Mefloquine. Fuck that shit. Malaria has to be worse than the feeling of being on Mefloquine. It has to, right? Here’s the story. The government banned Mefloquine in the US. Turns out, it causes you to freak out. I can attest that the LAST place you want to feel like there are imaginary bugs on/in you is a place where there are always bugs on/in you. We were supposed to take it every other week, but they didn’t think we would be able to remember, so they made us take it weekly. My designated day was Friday. One time, I imagined the seam on the mosquito net was a giant snake, so I attacked it. My friend, Kilo, took his on Wednesdays. It was harsh.

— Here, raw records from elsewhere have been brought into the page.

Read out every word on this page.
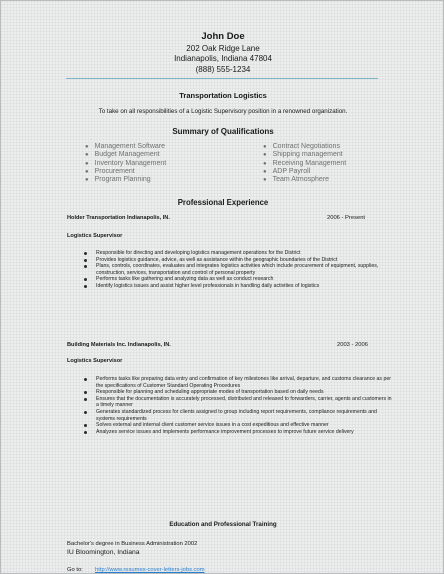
John Doe
202 Oak Ridge Lane
Indianapolis, Indiana 47804
(888) 555-1234
Transportation Logistics
To take on all responsibilities of a Logistic Supervisory position in a renowned organization.
Summary of Qualifications
● Management Software
● Budget Management
● Inventory Management
● Procurement
● Program Planning
● Contract Negotiations
● Shipping management
● Receiving Management
● ADP Payroll
● Team Atmosphere
Professional Experience
Holder Transportation Indianapolis, IN.	2006 - Present
Logistics Supervisor
Responsible for directing and developing logistics management operations for the District
Provides logistics guidance, advice, as well as assistance within the geographic boundaries of the District
Plans, controls, coordinates, evaluates and integrates logistics activities which include procurement of equipment, supplies, construction, services, transportation and control of personal property
Performs tasks like gathering and analyzing data as well as conduct research
Identify logistics issues and assist higher level professionals in handling daily activities of logistics
Building Materials Inc. Indianapolis, IN.	2003 - 2006
Logistics Supervisor
Performs tasks like preparing data entry and confirmation of key milestones like arrival, departure, and customs clearance as per the specifications of Customer Standard Operating Procedures
Responsible for planning and scheduling appropriate modes of transportation based on daily needs
Ensures that the documentation is accurately processed, distributed and released to forwarders, carrier, agents and customers in a timely manner
Generates standardized process for clients assigned to group including report requirements, compliance requirements and systems requirements
Solves external and internal client customer service issues in a cost expeditious and effective manner
Analyzes service issues and implements performance improvement processes to improve future service delivery
Education and Professional Training
Bachelor's degree in Business Administration 2002
IU Bloomington, Indiana
Go to: http://www.resumes-cover-letters-jobs.com
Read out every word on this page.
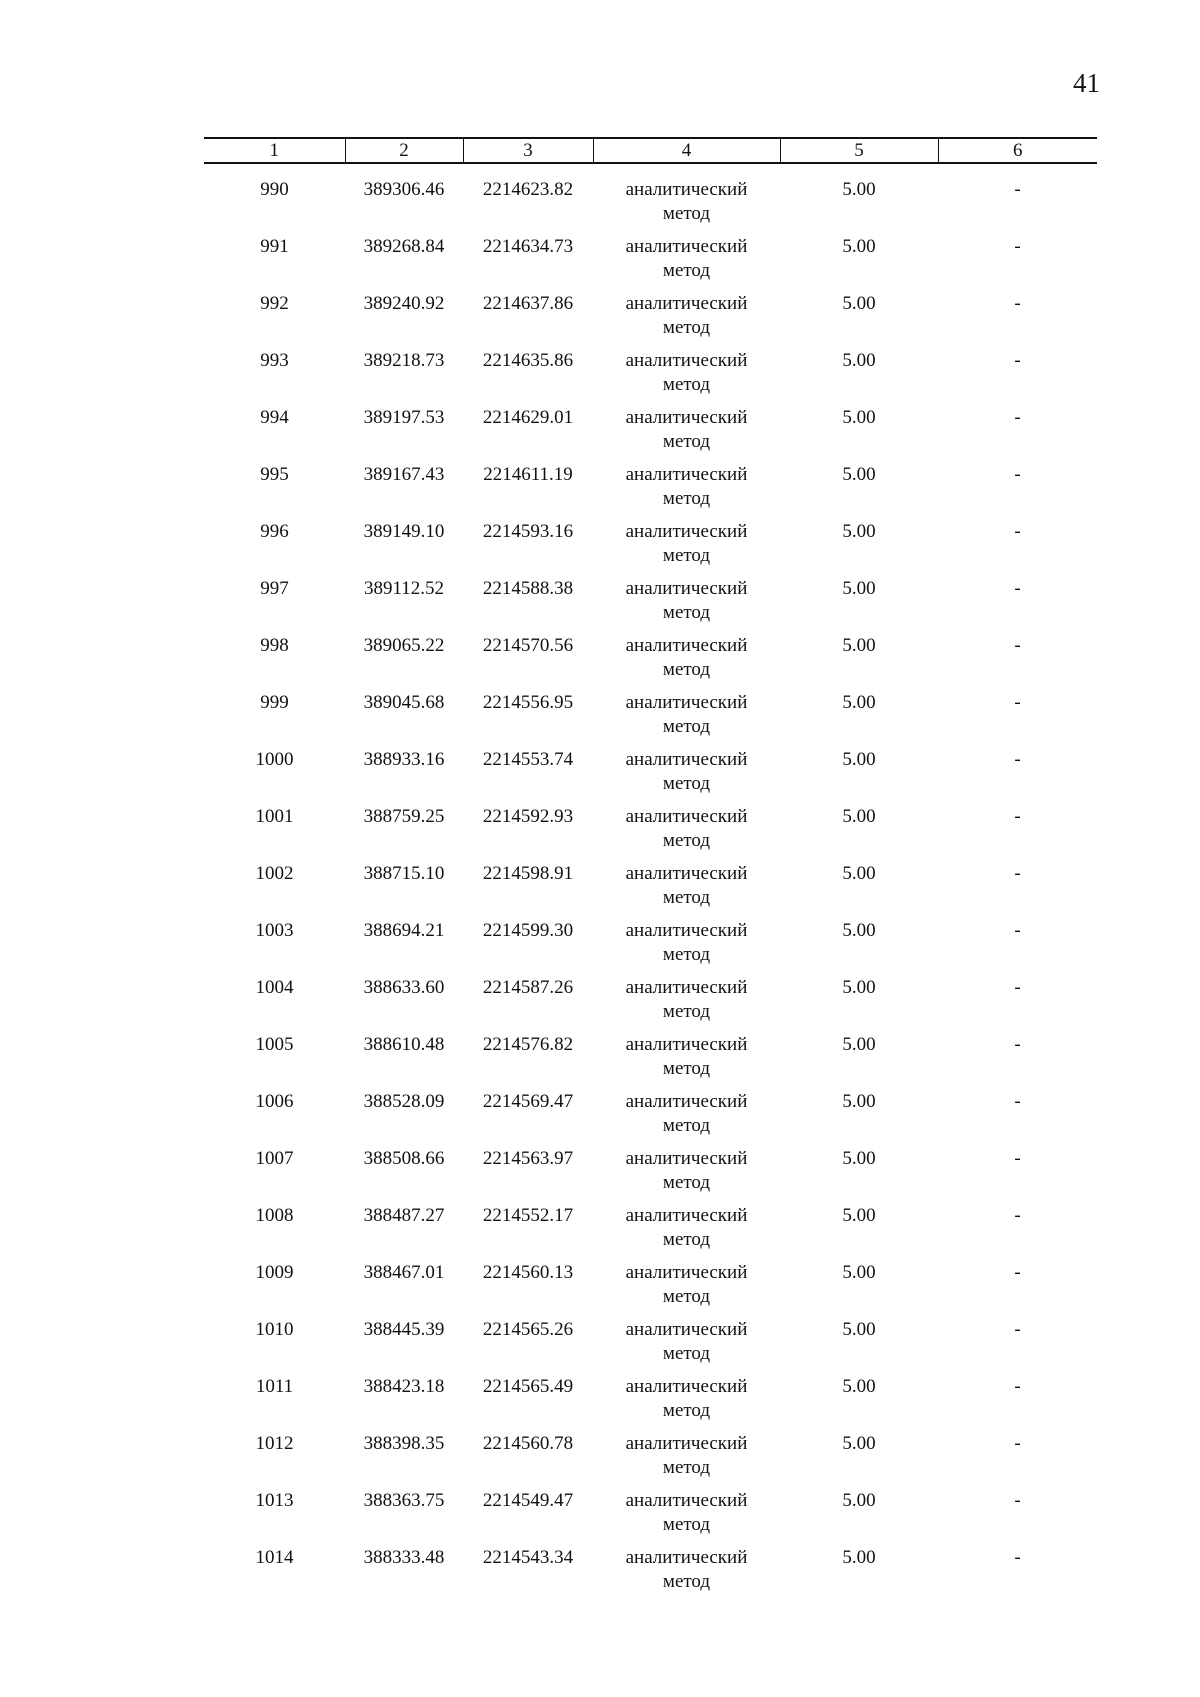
41
1	2	3	4	5	6
990	389306.46	2214623.82	аналитический метод	5.00	-
991	389268.84	2214634.73	аналитический метод	5.00	-
992	389240.92	2214637.86	аналитический метод	5.00	-
993	389218.73	2214635.86	аналитический метод	5.00	-
994	389197.53	2214629.01	аналитический метод	5.00	-
995	389167.43	2214611.19	аналитический метод	5.00	-
996	389149.10	2214593.16	аналитический метод	5.00	-
997	389112.52	2214588.38	аналитический метод	5.00	-
998	389065.22	2214570.56	аналитический метод	5.00	-
999	389045.68	2214556.95	аналитический метод	5.00	-
1000	388933.16	2214553.74	аналитический метод	5.00	-
1001	388759.25	2214592.93	аналитический метод	5.00	-
1002	388715.10	2214598.91	аналитический метод	5.00	-
1003	388694.21	2214599.30	аналитический метод	5.00	-
1004	388633.60	2214587.26	аналитический метод	5.00	-
1005	388610.48	2214576.82	аналитический метод	5.00	-
1006	388528.09	2214569.47	аналитический метод	5.00	-
1007	388508.66	2214563.97	аналитический метод	5.00	-
1008	388487.27	2214552.17	аналитический метод	5.00	-
1009	388467.01	2214560.13	аналитический метод	5.00	-
1010	388445.39	2214565.26	аналитический метод	5.00	-
1011	388423.18	2214565.49	аналитический метод	5.00	-
1012	388398.35	2214560.78	аналитический метод	5.00	-
1013	388363.75	2214549.47	аналитический метод	5.00	-
1014	388333.48	2214543.34	аналитический метод	5.00	-
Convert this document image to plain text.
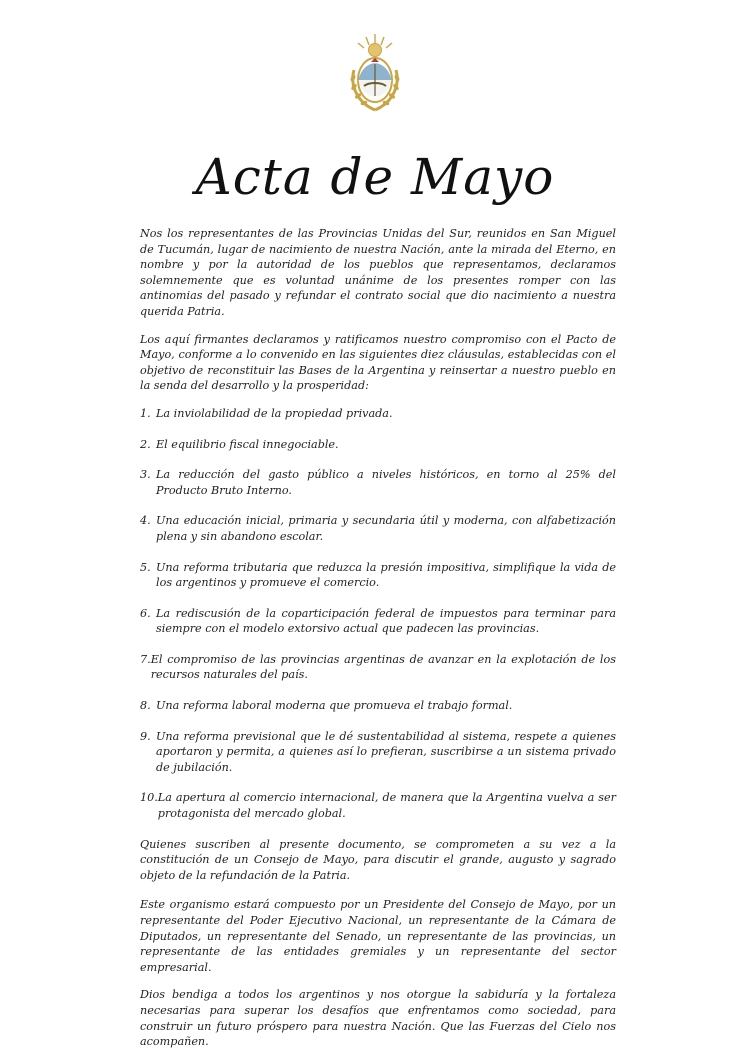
Acta de Mayo

Nos los representantes de las Provincias Unidas del Sur, reunidos en San Miguel de Tucumán, lugar de nacimiento de nuestra Nación, ante la mirada del Eterno, en nombre y por la autoridad de los pueblos que representamos, declaramos solemnemente que es voluntad unánime de los presentes romper con las antinomias del pasado y refundar el contrato social que dio nacimiento a nuestra querida Patria.

Los aquí firmantes declaramos y ratificamos nuestro compromiso con el Pacto de Mayo, conforme a lo convenido en las siguientes diez cláusulas, establecidas con el objetivo de reconstituir las Bases de la Argentina y reinsertar a nuestro pueblo en la senda del desarrollo y la prosperidad:

1. La inviolabilidad de la propiedad privada.
2. El equilibrio fiscal innegociable.
3. La reducción del gasto público a niveles históricos, en torno al 25% del Producto Bruto Interno.
4. Una educación inicial, primaria y secundaria útil y moderna, con alfabetización plena y sin abandono escolar.
5. Una reforma tributaria que reduzca la presión impositiva, simplifique la vida de los argentinos y promueve el comercio.
6. La rediscusión de la coparticipación federal de impuestos para terminar para siempre con el modelo extorsivo actual que padecen las provincias.
7. El compromiso de las provincias argentinas de avanzar en la explotación de los recursos naturales del país.
8. Una reforma laboral moderna que promueva el trabajo formal.
9. Una reforma previsional que le dé sustentabilidad al sistema, respete a quienes aportaron y permita, a quienes así lo prefieran, suscribirse a un sistema privado de jubilación.
10. La apertura al comercio internacional, de manera que la Argentina vuelva a ser protagonista del mercado global.

Quienes suscriben al presente documento, se comprometen a su vez a la constitución de un Consejo de Mayo, para discutir el grande, augusto y sagrado objeto de la refundación de la Patria.

Este organismo estará compuesto por un Presidente del Consejo de Mayo, por un representante del Poder Ejecutivo Nacional, un representante de la Cámara de Diputados, un representante del Senado, un representante de las provincias, un representante de las entidades gremiales y un representante del sector empresarial.

Dios bendiga a todos los argentinos y nos otorgue la sabiduría y la fortaleza necesarias para superar los desafíos que enfrentamos como sociedad, para construir un futuro próspero para nuestra Nación. Que las Fuerzas del Cielo nos acompañen.
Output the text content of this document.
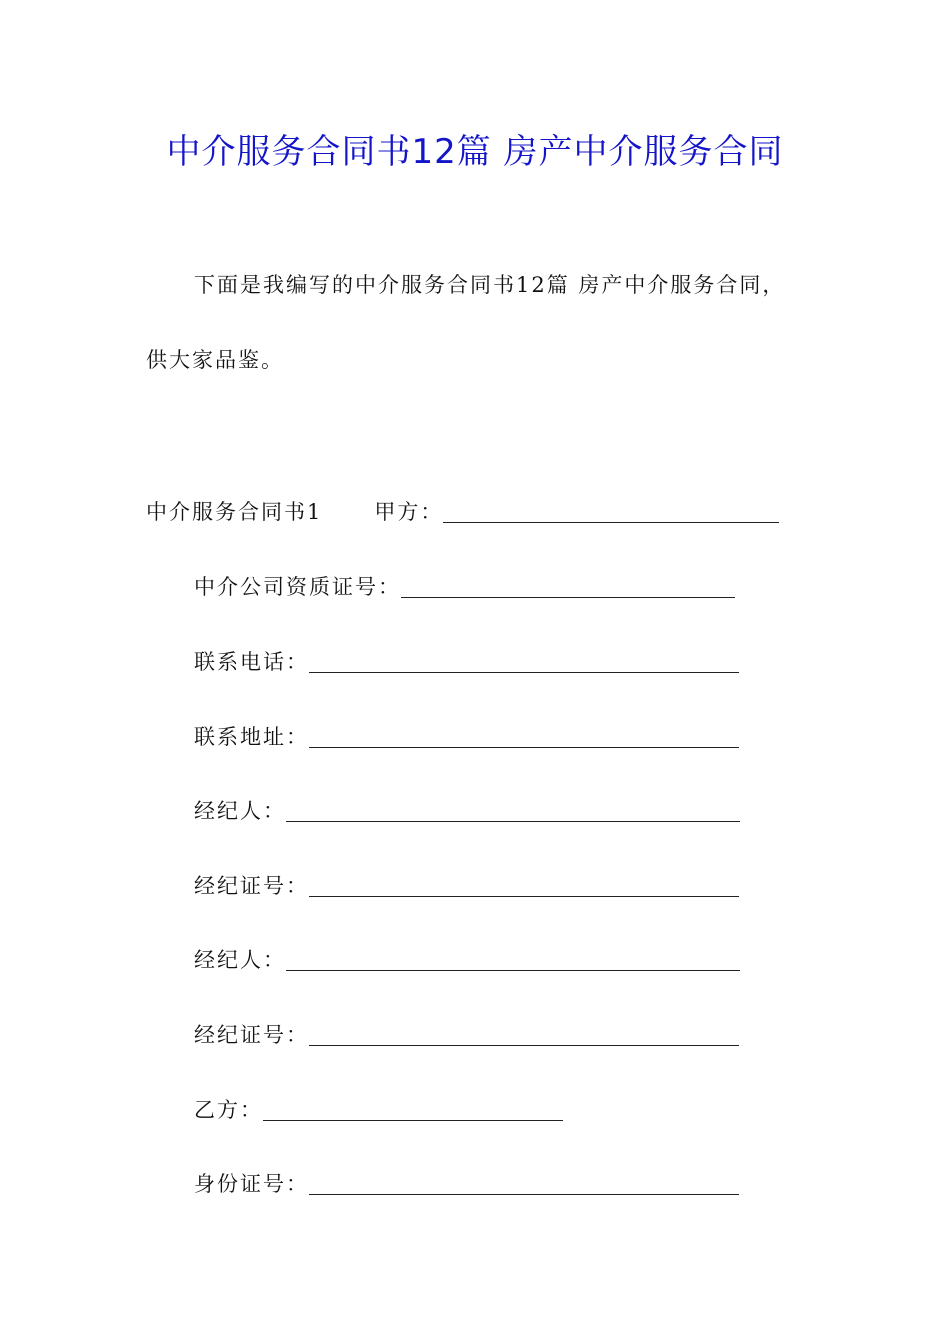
中介服务合同书12篇 房产中介服务合同
下面是我编写的中介服务合同书12篇 房产中介服务合同，
供大家品鉴。
中介服务合同书1 甲方：
中介公司资质证号：
联系电话：
联系地址：
经纪人：
经纪证号：
经纪人：
经纪证号：
乙方：
身份证号：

We have the World Center for Birds of Prey here in town, and one of the coolest animals there is the Harpy Eagle. So, when I found out they came from Suriname, I talked to the WCBP people and asked how I could help. They suggested getting the locals to find the nests. When I went into my host-brother’s bedroom, he had a stuffed Harpy Eagle hanging from his ceiling. It was really sad. Later, when I was in the village, the LAST thing I wanted was to suggest they go find eagles. The villagers ate anything that moved.
My homestay in Paramaribo was frightening. The scary part was how dirty it was. Pink eye? Check. The lady was nice enough, but it was just sooo gross! My friends came to visit me one day…and never came back again.